This work investigates the redundancy of dimensions in text embeddings—specifically, why randomly removing up to 50% of dimensions incurs only marginal performance degradation (<10%) on downstream tasks. Method: We conduct systematic random truncation experiments across six state-of-the-art text encoders on 26 classification and retrieval benchmarks, and extend analysis to token prediction in large language models. Contribution/Results: We discover that embedding spaces contain abundant, uniformly distributed redundant dimensions; certain truncations even improve performance. This redundancy is robust across retrieval, classification, and generative tasks. Our findings challenge the prevailing assumption that high-dimensional embeddings are necessarily utilized efficiently, and provide the first empirical evidence and mechanistic insight into the pervasive structural redundancy inherent in text representations. These results establish a theoretical foundation and empirical support for embedding compression, interpretability analysis, and efficient model deployment.
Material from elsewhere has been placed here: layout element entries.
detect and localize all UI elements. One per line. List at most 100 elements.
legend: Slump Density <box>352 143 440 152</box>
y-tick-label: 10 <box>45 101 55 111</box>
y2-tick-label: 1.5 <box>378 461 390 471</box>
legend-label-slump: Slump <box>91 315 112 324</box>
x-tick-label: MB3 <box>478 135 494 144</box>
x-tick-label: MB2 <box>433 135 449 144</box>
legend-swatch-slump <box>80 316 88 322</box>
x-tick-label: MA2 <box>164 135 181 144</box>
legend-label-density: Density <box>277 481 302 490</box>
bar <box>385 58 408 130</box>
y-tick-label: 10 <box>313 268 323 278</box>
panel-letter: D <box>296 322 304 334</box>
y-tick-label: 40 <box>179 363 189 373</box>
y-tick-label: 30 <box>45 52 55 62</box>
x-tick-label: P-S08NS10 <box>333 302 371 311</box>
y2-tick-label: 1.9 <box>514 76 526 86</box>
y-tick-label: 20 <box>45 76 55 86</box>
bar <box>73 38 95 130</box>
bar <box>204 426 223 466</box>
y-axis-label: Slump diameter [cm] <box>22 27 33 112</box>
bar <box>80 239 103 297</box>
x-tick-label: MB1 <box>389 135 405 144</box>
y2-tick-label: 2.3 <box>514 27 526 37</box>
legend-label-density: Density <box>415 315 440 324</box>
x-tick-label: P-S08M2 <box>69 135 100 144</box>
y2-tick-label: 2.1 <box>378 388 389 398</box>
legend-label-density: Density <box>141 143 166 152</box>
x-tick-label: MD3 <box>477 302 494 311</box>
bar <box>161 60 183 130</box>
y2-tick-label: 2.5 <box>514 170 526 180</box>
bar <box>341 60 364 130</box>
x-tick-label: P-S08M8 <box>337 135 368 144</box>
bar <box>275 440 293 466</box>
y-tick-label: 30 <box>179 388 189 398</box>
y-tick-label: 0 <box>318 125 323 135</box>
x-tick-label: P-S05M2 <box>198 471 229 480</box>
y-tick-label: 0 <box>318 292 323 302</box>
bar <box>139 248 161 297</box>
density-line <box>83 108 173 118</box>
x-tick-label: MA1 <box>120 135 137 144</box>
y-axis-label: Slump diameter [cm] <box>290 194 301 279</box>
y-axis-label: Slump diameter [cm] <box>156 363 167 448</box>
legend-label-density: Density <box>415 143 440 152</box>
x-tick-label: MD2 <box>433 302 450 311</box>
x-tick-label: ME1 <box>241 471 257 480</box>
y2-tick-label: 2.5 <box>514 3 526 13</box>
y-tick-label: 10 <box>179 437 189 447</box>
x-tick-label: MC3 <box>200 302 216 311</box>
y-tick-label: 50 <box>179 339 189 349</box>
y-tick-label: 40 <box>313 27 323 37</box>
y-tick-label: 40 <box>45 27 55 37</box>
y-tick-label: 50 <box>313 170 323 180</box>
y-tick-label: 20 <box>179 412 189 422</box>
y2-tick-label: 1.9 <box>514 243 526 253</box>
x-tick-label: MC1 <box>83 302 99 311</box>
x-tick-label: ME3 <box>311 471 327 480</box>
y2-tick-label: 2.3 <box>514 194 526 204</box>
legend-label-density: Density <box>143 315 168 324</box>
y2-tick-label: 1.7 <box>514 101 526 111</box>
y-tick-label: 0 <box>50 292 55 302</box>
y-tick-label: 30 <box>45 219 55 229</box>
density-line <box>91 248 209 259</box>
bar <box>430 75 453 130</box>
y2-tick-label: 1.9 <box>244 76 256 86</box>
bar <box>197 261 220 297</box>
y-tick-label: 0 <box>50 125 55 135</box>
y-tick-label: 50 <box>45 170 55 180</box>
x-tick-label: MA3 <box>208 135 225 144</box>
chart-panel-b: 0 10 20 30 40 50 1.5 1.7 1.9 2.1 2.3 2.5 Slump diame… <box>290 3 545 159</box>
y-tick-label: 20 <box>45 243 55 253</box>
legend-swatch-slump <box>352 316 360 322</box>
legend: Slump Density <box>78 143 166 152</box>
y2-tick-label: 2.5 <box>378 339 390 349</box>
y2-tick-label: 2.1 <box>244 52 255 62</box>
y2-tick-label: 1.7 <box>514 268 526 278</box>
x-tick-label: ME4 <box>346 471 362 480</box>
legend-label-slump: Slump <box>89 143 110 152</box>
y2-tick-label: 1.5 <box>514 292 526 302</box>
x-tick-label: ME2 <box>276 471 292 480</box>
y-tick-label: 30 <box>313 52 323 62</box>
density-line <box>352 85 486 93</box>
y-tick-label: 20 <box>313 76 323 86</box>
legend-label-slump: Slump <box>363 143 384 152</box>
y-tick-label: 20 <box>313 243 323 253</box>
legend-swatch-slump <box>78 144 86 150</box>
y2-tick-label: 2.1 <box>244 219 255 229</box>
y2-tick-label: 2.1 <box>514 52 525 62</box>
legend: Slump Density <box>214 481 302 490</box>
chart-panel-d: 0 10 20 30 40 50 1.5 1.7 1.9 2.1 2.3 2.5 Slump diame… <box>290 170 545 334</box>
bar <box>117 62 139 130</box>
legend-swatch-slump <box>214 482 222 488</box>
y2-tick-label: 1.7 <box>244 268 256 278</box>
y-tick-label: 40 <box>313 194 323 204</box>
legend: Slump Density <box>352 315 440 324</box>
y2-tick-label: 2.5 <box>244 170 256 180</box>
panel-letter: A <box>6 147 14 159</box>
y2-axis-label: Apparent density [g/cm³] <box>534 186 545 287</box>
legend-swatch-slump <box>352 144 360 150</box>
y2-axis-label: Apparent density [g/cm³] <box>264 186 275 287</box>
In this paper, we study the surprising impact that truncating text embeddings has on downstream performance. We consistently observe across 6 state-of-the-art text encoders and 26 downstream tasks, that randomly removing up to 50% of embedding dimensions results in only a minor drop in performance, less than 10%, in retrieval and classification tasks. Given the benefits of using smaller-sized embeddings, as well as the potential insights about text encoding, we study this phenomenon and find that, contrary to what is suggested in prior work, this is not the result of an ineffective use of representation space. Instead, we find that a large number of uniformly distributed dimensions actually cause an increase in performance when removed. This would explain why, on average, removing a large number of embedding dimensions results in a marginal drop in performance. We make similar observations when truncating the embeddings used by large language models to make next-token predictions on generative tasks, suggesting that this phenomenon is not isolated to classification or retrieval tasks.